Ha scatenato non poche polemiche la dichiarazione del ministro Maroni secondo cui nel nostro Paese "ci sono ”evidenze" che vi sia un traffico di organi che vede coinvolti ”minori extracomunitari presenti o rintracciati in Italia”. L’allarme che il ministro lancia durante l’assemblea annuale dell’Unicef si rifà non a inchieste o condanne della magistratura ma, appunto, a ”evidenze” ovvero all’analisi incrociata dei dati sui minori extracomunitari scomparsi dopo esser arrivati a Lampedusa e le segnalazioni relative al traffico d’organi inviate dai paesi d’origine alla polizia italiana tramite Interpol.

”Solo nel 2008 – dice il Ministro – di 1.302 minori arrivati sull’isola, circa 400 sono spariti. Di loro non abbiamo piu’ notizie”. Ragazzi che – aggiunge – solo la banca dati del Dna, che con l’approvazione del trattato di Prum da parte del Parlamento vedra’ la luce, potranno essere protetti meglio. La traccia del traffico di organi che riguarderebbe il nostro paese, insomma, e’ rintracciabile ”negli esposti provenienti da diversi paesi del mondo che negli anni – prosegue Maroni – e anche nel 2008, sono stati segnalati alla polizia italiana, che ha iniziato un’attivita’ di indagine”. Paesi come Brasile, Sri Lanka, Congo, Thailandia ma anche altri se e’ vero che, come afferma l’ex presidente della commissione d’Infanzia Burani Procaccini, sono almeno 60mila i bambini vittime del traffico.

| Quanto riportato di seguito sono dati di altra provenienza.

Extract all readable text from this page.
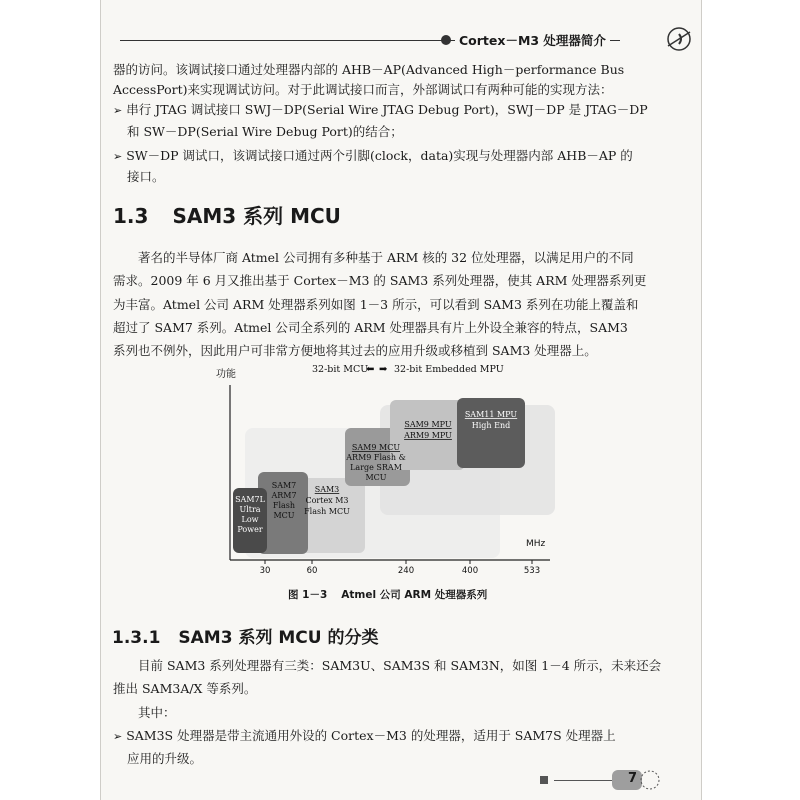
Cortex－M3 处理器简介
器的访问。该调试接口通过处理器内部的 AHB－AP(Advanced High－performance Bus
AccessPort)来实现调试访问。对于此调试接口而言，外部调试口有两种可能的实现方法：
➢ 串行 JTAG 调试接口 SWJ－DP(Serial Wire JTAG Debug Port)，SWJ－DP 是 JTAG－DP
和 SW－DP(Serial Wire Debug Port)的结合；
➢ SW－DP 调试口，该调试接口通过两个引脚(clock，data)实现与处理器内部 AHB－AP 的
接口。
1.3 SAM3 系列 MCU
著名的半导体厂商 Atmel 公司拥有多种基于 ARM 核的 32 位处理器，以满足用户的不同
需求。2009 年 6 月又推出基于 Cortex－M3 的 SAM3 系列处理器，使其 ARM 处理器系列更
为丰富。Atmel 公司 ARM 处理器系列如图 1－3 所示，可以看到 SAM3 系列在功能上覆盖和
超过了 SAM7 系列。Atmel 公司全系列的 ARM 处理器具有片上外设全兼容的特点，SAM3
系列也不例外，因此用户可非常方便地将其过去的应用升级或移植到 SAM3 处理器上。
功能
MHz
32-bit MCU
⬅ ➡ 32-bit Embedded MPU
SAM7L
Ultra
Low
Power
SAM7
ARM7
Flash
MCU
SAM3
Cortex M3
Flash MCU
SAM9 MCU
ARM9 Flash &
Large SRAM
MCU
SAM9 MPU
ARM9 MPU
SAM11 MPU
High End
30	60	240	400	533
图 1－3 Atmel 公司 ARM 处理器系列
1.3.1 SAM3 系列 MCU 的分类
目前 SAM3 系列处理器有三类：SAM3U、SAM3S 和 SAM3N，如图 1－4 所示，未来还会
推出 SAM3A/X 等系列。
其中：
➢ SAM3S 处理器是带主流通用外设的 Cortex－M3 的处理器，适用于 SAM7S 处理器上
应用的升级。
7
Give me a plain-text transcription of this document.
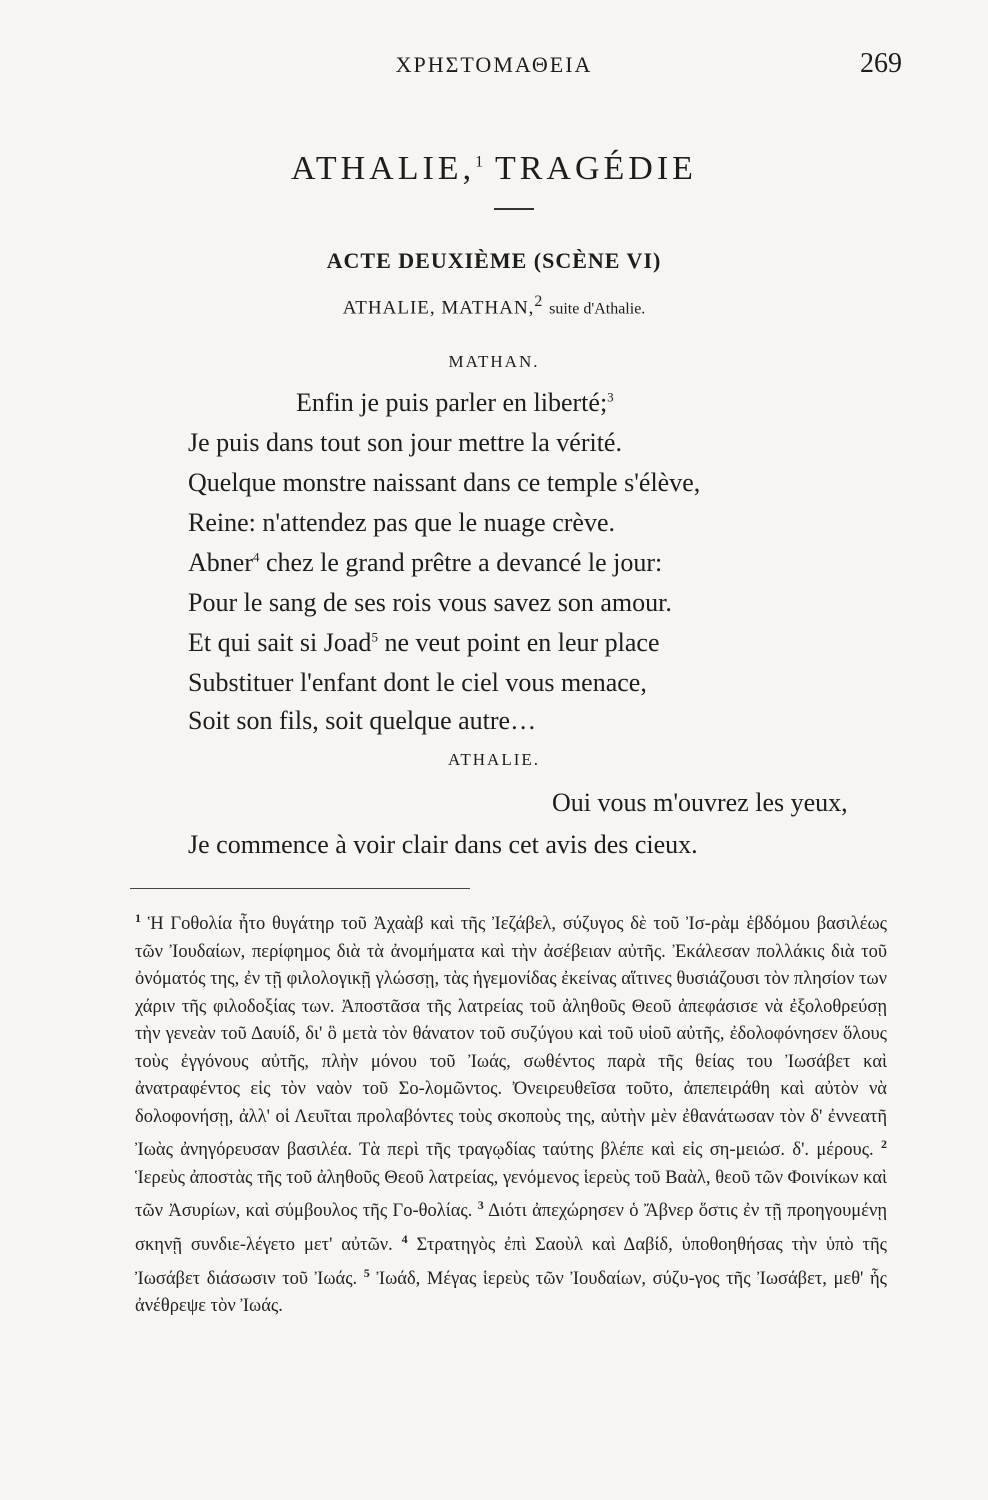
ΧΡΗΣΤΟΜΑΘΕΙΑ	269
ATHALIE,$^1$ TRAGÉDIE
ACTE DEUXIÈME (SCÈNE VI)
ATHALIE, MATHAN,$^2$ suite d'Athalie.
MATHAN.
Enfin je puis parler en liberté;$^3$
Je puis dans tout son jour mettre la vérité.
Quelque monstre naissant dans ce temple s'élève,
Reine: n'attendez pas que le nuage crève.
Abner$^4$ chez le grand prêtre a devancé le jour:
Pour le sang de ses rois vous savez son amour.
Et qui sait si Joad$^5$ ne veut point en leur place
Substituer l'enfant dont le ciel vous menace,
Soit son fils, soit quelque autre…
ATHALIE.
Oui vous m'ouvrez les yeux,
Je commence à voir clair dans cet avis des cieux.
$^1$ Ἡ Γοθολία ἦτο θυγάτηρ τοῦ Ἀχαὰβ καὶ τῆς Ἰεζάβελ, σύζυγος δὲ τοῦ Ἰσ-ρὰμ ἑβδόμου βασιλέως τῶν Ἰουδαίων, περίφημος διὰ τὰ ἀνομήματα καὶ τὴν ἀσέβειαν αὐτῆς. Ἐκάλεσαν πολλάκις διὰ τοῦ ὀνόματός της, ἐν τῇ φιλολογικῇ γλώσσῃ, τὰς ἡγεμονίδας ἐκείνας αἵτινες θυσιάζουσι τὸν πλησίον των χάριν τῆς φιλοδοξίας των. Ἀποστᾶσα τῆς λατρείας τοῦ ἀληθοῦς Θεοῦ ἀπεφάσισε νὰ ἐξολοθρεύσῃ τὴν γενεὰν τοῦ Δαυίδ, δι' ὃ μετὰ τὸν θάνατον τοῦ συζύγου καὶ τοῦ υἱοῦ αὐτῆς, ἐδολοφόνησεν ὅλους τοὺς ἐγγόνους αὐτῆς, πλὴν μόνου τοῦ Ἰωάς, σωθέντος παρὰ τῆς θείας του Ἰωσάβετ καὶ ἀνατραφέντος εἰς τὸν ναὸν τοῦ Σο-λομῶντος. Ὀνειρευθεῖσα τοῦτο, ἀπεπειράθη καὶ αὐτὸν νὰ δολοφονήσῃ, ἀλλ' οἱ Λευῖται προλαβόντες τοὺς σκοποὺς της, αὐτὴν μὲν ἐθανάτωσαν τὸν δ' ἐννεατῆ Ἰωὰς ἀνηγόρευσαν βασιλέα. Τὰ περὶ τῆς τραγῳδίας ταύτης βλέπε καὶ εἰς ση-μειώσ. δ'. μέρους. $^2$ Ἱερεὺς ἀποστὰς τῆς τοῦ ἀληθοῦς Θεοῦ λατρείας, γενόμενος ἱερεὺς τοῦ Βαὰλ, θεοῦ τῶν Φοινίκων καὶ τῶν Ἀσυρίων, καὶ σύμβουλος τῆς Γο-θολίας. $^3$ Διότι ἀπεχώρησεν ὁ Ἄβνερ ὅστις ἐν τῇ προηγουμένῃ σκηνῇ συνδιε-λέγετο μετ' αὐτῶν. $^4$ Στρατηγὸς ἐπὶ Σαοὺλ καὶ Δαβίδ, ὑποθοηθήσας τὴν ὑπὸ τῆς Ἰωσάβετ διάσωσιν τοῦ Ἰωάς. $^5$ Ἰωάδ, Μέγας ἱερεὺς τῶν Ἰουδαίων, σύζυ-γος τῆς Ἰωσάβετ, μεθ' ἧς ἀνέθρεψε τὸν Ἰωάς.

Dicevamo che la presa di posizione del Ministro ha scatenato un dibattito: la Commissione parlamentare d’inchiesta sul Servizio sanitario nazionale (Ssn), presieduta dal senatore Ignazio Marino (Pd), ha convocato "d’urgenza" il ministro dell’Interno Roberto Maroni in merito alle sue affermazioni a proposito del traffico di organi illegale da minori in Italia mentre il Sottosegretario alla salute Ferruccio Fazio sottolinea l’assoluta impermeabilità della rete trapianti italiana, che è pubblica, ( ed è bene che lo resti) all’ingresso di organi di provenienza sconosciuta .
In particolare il Sottosegretario precisa che:

  • la rete trapiantologica italiana è a conoscenza della sede di prelievo e di trapianto di ogni organo;
  • vengono trapiantati solo pazienti inseriti in lista di attesa;
  • tutti i dati sono informatizzati e riportati nel Sistema Informativo Trapianti – SIT gestito dal Centro Nazionale Trapianti e dal Ministero del Lavoro , della Salute e delle Politiche Sociali che consente in qualsiasi momento di tracciare in modo preciso tutti gli organi e tutti pazienti trapiantati;
  • non è possibile che vengano inseriti nel sistema organi o pazienti di provenienza non accertata;
  • Gli standard di sicurezza e tracciabilità utilizzati sono in linea con la Direttiva europea sulla sicurezza e la qualità dei trapianti di organo recentemente presentata a Bruxelles dalla Commissione Europea.

Nonostante ciò anche il Sottosegretario si lascia andare ad una dichiarazione che sembra sostenere quella del Ministro Maroni ovvero che. "l’assenza di traffici all’interno della rete nazionale non può tuttavia escludere che trapianti "clandestini" possano essere effettuati altrove".